The nuclear deal with Iran announced by President Barack Obama is a mirage—an agreement now to agree later. But it stands for something bigger: the belief that it’s better to have the bad guys inside the tent than out of it.

As the president put it last year, he believes that, if only Iran would limit its nuclear program, it would be “a very successful regional power.” The job of the United States, therefore, is to grind off Iran’s roughest edges and bring it into the community of nations, which will supposedly complete the job of transforming Iran.

This has been the guiding theme of U.S. foreign policy, with a few exceptions, for years. President Bill Clinton argued that only by admitting China to the World Trade Organization could we hope to remake it into a law-abiding, responsible trading partner. And in time, that would change China’s political order.
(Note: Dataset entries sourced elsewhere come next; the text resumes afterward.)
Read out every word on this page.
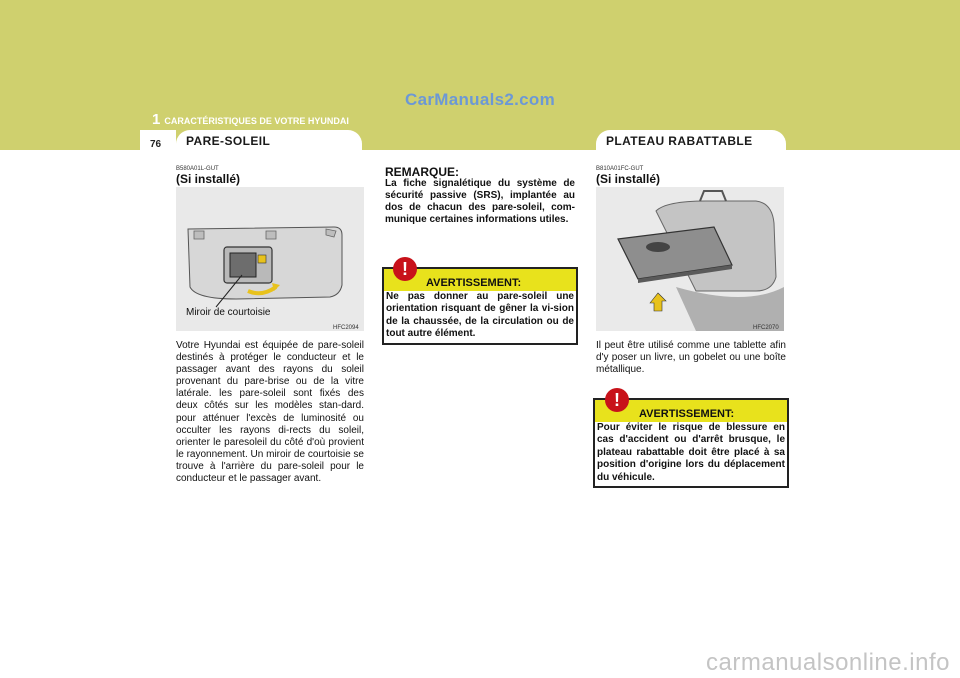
CarManuals2.com
1 CARACTÉRISTIQUES DE VOTRE HYUNDAI
76	PARE-SOLEIL	PLATEAU RABATTABLE
B580A01L-GUT
(Si installé)
Miroir de courtoisie
HFC2094
Votre Hyundai est équipée de pare-soleil destinés à protéger le conducteur et le passager avant des rayons du soleil provenant du pare-brise ou de la vitre latérale. les pare-soleil sont fixés des deux côtés sur les modèles stan-dard. pour atténuer l'excès de luminosité ou occulter les rayons di-rects du soleil, orienter le paresoleil du côté d'où provient le rayonnement. Un miroir de courtoisie se trouve à l'arrière du pare-soleil pour le conducteur et le passager avant.
REMARQUE:
La fiche signalétique du système de sécurité passive (SRS), implantée au dos de chacun des pare-soleil, com-munique certaines informations utiles.
AVERTISSEMENT:
Ne pas donner au pare-soleil une orientation risquant de gêner la vi-sion de la chaussée, de la circulation ou de tout autre élément.
!
B810A01FC-GUT
(Si installé)
HFC2070
Il peut être utilisé comme une tablette afin d'y poser un livre, un gobelet ou une boîte métallique.
AVERTISSEMENT:
Pour éviter le risque de blessure en cas d'accident ou d'arrêt brusque, le plateau rabattable doit être placé à sa position d'origine lors du déplacement du véhicule.
!
carmanualsonline.info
No one has personified this theory of engagement like Obama, who has used it to justify outreach to Iran, Burma and Cuba. But both Democratic and Republican presidents have usually operated on the theory that the way to get what you want is through inclusion.

From admission to the United Nations on down the hierarchy of international organizations, the United States rarely stands up for the idea that there should be any standards for joining the club. Instead, it wants the club to be as big as possible. It’s eager to admit, very reluctant to kick out.

With his own inimitable vulgarity, President Lyndon Johnson summed up this approach. Alluding to FBI Director J. Edgar Hoover—who was almost a foreign power unto himself—he said “It’s probably better to have him inside the tent pissing out, than outside the tent pissing in.”

Today, we assume that inclusion leads to reformation. But once the bad guys are in the club, they abuse its privileges.

The problem with the theory is that it only works on places that want it to work. There was an excellent argument for bringing Eastern Europe in from the cold after 1989, because, having been force fed on Soviet Communism since 1945, they wanted nothing more than to reject it.

But if the old regime is still in place—as it is in Iran, Cuba, Burma and China—engagement doesn’t work. It’s touchingly innocent to believe that negotiations can erase the desire of an autocrat to hold onto power, or that prosperity will naturally cause democracy to flower.

But China’s reforms actually stalled after it was admitted to the WTO. As President Dwight Eisenhower’s secretary of state, John Foster Dulles, wisely pointed out, the United Nations “was not set up to be a reformatory. It was assumed that you would be good before you got in and not that being in would make you good.”

Today, we assume that inclusion leads to reformation. But once the bad guys are in the club, they abuse its privileges. We supported Russia’s admission to Interpol, the international police organization, in 1990, at the end of the Cold War. But today, Russia uses Interpol to harass dissidents, refugees and exiles.

We emphasize the importance of the laws of war. But Hamas uses those laws to wage a media campaign against Israel, by strategically violating them and then complaining about legitimate Israeli responses. Hamas gets the privileges of the laws of war, without actually respecting them.

With places that want to change, there’s a good argument for inclusion. But inclusion should come only when the nation meets minimum standards: If the UN is supposed to embody the values in its charter, its members should live up to them.

The problem with letting everyone into the tent is that they don’t piss out. They piss in.